Big Oil is leading the charge against science-based ozone standards by claiming the new protections would wreak economic havoc. Similar claims were made when the 1997 health standards were set. A Center for American Progress analysis of economic data found that industries’ predictions about the economic impact of the 1997 ozone standard did not occur. Average GDP per capita in the metropolitan areas in nonattainment grew by .07 percent from 2004-2008, while it grew by .87 percent nationwide — less than a 1 percent difference. Unemployment in those areas grew by 2.21 percent from 2004-2008, while unemployment nationwide grew by 2.3 percent. In other words, unemployment grew by slightly more across the nation than in the 54 areas affected by the 1997 ozone standard:
This suggests that their recent, similar attacks on the pending ozone standard also lack credibility.
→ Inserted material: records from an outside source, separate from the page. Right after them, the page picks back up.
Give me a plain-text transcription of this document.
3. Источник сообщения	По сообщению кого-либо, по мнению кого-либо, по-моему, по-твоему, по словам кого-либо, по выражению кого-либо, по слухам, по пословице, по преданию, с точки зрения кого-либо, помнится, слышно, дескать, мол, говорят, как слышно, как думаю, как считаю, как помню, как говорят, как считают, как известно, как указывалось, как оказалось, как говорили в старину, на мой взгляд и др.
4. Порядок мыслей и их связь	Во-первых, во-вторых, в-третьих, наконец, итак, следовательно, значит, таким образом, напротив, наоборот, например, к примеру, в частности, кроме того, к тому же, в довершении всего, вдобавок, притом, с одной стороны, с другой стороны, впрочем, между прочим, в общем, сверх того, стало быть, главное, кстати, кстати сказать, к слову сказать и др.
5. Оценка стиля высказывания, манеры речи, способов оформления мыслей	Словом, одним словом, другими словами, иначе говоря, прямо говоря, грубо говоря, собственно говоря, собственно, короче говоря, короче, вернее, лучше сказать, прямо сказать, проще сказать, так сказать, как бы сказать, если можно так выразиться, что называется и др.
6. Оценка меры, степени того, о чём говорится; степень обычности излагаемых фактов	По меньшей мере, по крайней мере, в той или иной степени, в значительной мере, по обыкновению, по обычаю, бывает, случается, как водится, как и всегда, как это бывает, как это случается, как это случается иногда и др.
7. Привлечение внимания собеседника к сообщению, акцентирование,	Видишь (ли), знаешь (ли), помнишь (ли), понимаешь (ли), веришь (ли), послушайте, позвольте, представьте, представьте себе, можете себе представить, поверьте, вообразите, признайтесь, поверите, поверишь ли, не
The polluter front groups — the American Petroleum Institute, Business Roundtable, U.S. Chamber of Commerce, and National Association of Manufacturers — are recycling their old attacks, even though they’ve been disproved:
|Lobby group||1997 claims||2011 claims|
|American Petroleum Institute||
API’s 1996 study that concluded “It is clear that implementation of a one-exceedance form of either a 0.08 or 0.09 ppm eight-hour ozone standard will have significant socio-economic impacts on U.S. society.”
Comment to the EPA, March 12, 1997
“EPA has rushed to judgment a rulemaking that is unjustified on a scientific basis and is so far-reaching in its potential impact on every sector of the economy and every level of government that adequate time for review to consider the wisdom of taking such an action is of the utmost importance.”
“Fewer businesses would invest in new projects, all of which would mean fewer new jobs,” said Khary Cauthen, American Petroleum Institute’s director of federal relations.
“It’s pretty simple, it’s purely discretionary and it sits on the president’s desk,” said American Petroleum Institute President Jack Gerard. “He now has the choice: jobs or no jobs, it’s up to him.”
|Business Roundtable||Supporters of protection from air pollution for children, seniors, and asthmatics “won’t be satisfied until we’re in horses and buggies and have no industries in our state.” Spokesperson for Gov. John Engler (R-MI).||“If a company cannot meet the requirements, then it must either shelve its plans and the jobs the plans would create, or move to another part of the country where it will be in compliance,” said John Engler, former Michigan governor and now president of the Business Roundtable.|
|Chamber of Commerce||“Many of the new ‘nonattainment areas’ have no experience in dealing with such stringent regulations, thus many businesses will move to ‘cleaner’ districts or relocate to other states.” The California Chamber of Commerce.||“These new out-of-cycle EPA standards create tremendous uncertainty and threaten business investment decisions and hiring decisions… when the private sector is burdened with unnecessary regulations, businesses can’t invest and hire,” said Bruce Josten, the Chamber’s executive vice president for Government Affairs.|
|National Association of Manufacturers||
The proposed standards would restrict “using one’s fireplace and using a power mower to shooting off fireworks and enjoying back-yard barbecues on the Fourth of July.” President of the National Association of Manufacturers.
Comment to the EPA, December 30, 1996. Growth rates for cities may not be sustainable if manufacturing jobs and other small business jobs are not created.
“By moving forward with raising the standards on ozone levels, the EPA is only adding economic turmoil to the nation’s struggling job market.”
“The proposed ozone standard could result in millions of lost jobs costs.” National Association of Manufacturers, or (NAM) President and CEO Jay Timmons.
As the United States warms, smog pollution grows more dangerous. A more protective smog standard has the overwhelming support of Americans. History shows that the new ozone health standard is unlikely to have much negative economic impact, but will save thousands of lives and billions of dollars in lower health care costs. The Obama administration must ignore the tired, disproven pleadings of Big Oil and other special interests, and instead set an ozone health standard based on the science to provide additional protection to all Americans.